Terry Catasús Jennings

Teacher and Parent Resources
Women's Liberation Movement 1960-1990
Below you will find an activity suitable for fourth grade and up. It is composed of a skit moderated by the teacher or parent, and a power point presentation of the historical facts of the women's struggle .

The skit will show students the beliefs  held about women in the 19th century--prone to be hysterical and emotionally unstable, incapable of handling money, only able to hold menial jobs, unable to take on important responsibilities, incapable of doing mathematics of any kind, unable to think rationally.  Although men lived by these myths, women believed them too.

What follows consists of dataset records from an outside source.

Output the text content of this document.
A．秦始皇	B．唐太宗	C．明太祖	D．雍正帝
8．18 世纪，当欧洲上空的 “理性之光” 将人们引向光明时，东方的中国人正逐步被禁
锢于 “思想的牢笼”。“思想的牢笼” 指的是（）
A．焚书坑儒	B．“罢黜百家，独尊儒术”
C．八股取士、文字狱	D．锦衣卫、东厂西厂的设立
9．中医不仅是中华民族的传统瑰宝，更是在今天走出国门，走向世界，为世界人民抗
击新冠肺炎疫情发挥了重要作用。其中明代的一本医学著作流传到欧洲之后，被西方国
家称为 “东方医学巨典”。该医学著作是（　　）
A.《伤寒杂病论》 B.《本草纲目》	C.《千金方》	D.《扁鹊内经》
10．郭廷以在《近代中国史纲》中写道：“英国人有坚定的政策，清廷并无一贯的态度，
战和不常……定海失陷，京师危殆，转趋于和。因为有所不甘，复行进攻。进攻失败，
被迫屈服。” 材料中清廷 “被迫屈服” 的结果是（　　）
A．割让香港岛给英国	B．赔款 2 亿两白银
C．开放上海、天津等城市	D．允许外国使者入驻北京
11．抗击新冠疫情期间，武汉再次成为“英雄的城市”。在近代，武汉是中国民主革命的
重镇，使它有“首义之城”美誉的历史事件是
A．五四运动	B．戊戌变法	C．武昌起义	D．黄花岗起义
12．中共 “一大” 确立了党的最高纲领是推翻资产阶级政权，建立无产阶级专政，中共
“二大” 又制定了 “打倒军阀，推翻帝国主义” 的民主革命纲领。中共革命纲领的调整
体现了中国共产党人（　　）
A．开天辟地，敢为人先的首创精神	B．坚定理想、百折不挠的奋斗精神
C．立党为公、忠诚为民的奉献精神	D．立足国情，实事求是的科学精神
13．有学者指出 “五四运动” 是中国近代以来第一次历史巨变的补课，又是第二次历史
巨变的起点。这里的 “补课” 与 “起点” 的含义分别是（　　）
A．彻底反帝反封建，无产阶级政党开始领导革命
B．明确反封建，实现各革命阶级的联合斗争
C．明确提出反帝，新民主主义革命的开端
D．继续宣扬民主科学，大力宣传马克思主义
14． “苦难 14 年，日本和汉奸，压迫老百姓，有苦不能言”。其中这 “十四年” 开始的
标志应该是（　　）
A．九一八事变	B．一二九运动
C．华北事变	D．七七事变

Those beliefs influenced the customs and laws women had to live under--they could not inherit money or property from their fathers; any inheritance was given to the husband or oldest boy child if the husband  died; women never had any money of their own; they could not make any decisions for the family.  More insidious was the fact that they could not serve in juries. In a situation where a woman was accused, men judged her and they were not prone to be understanding. Women were seldom, if ever able to get out of a bad marriage. Of course, they could not vote. 

As time passed, some women were able to take hold of their own destiny, but not many.

When women worked for the rights of African Americans, as abolitionists, they realized they lacked most of the rights that slaves lacked. The women's movement was born. Suffragettes campaigned for the vote. Having won it, though, the culture of male dominance was so pervasive that most women, if they used the vote, followed their husband's lead. And the problem was that there were few women in Congress who could work to change the laws.

Women proved their worth during World War II, but when the men came home, they were asked to step down and return to their subordinate place. The country had to convert war industries to domestic industries so women were enticed into buying and enjoying appliances so that the country could flourish. The strong American family was  a counter to the Russian culture. It was patriotic to be a woman. Except it was not fulfilling. In the 1960s women woke up to the fact that they had been able to vote for 40 years, but still had no rights. They still weren't thought of with any more regard than they had been in the 1840s. 

This presentation leads students to consider that humans can pigeon-hole not just women but people of other races and cultures--Others--because of our mistaken beliefs in our own superiority.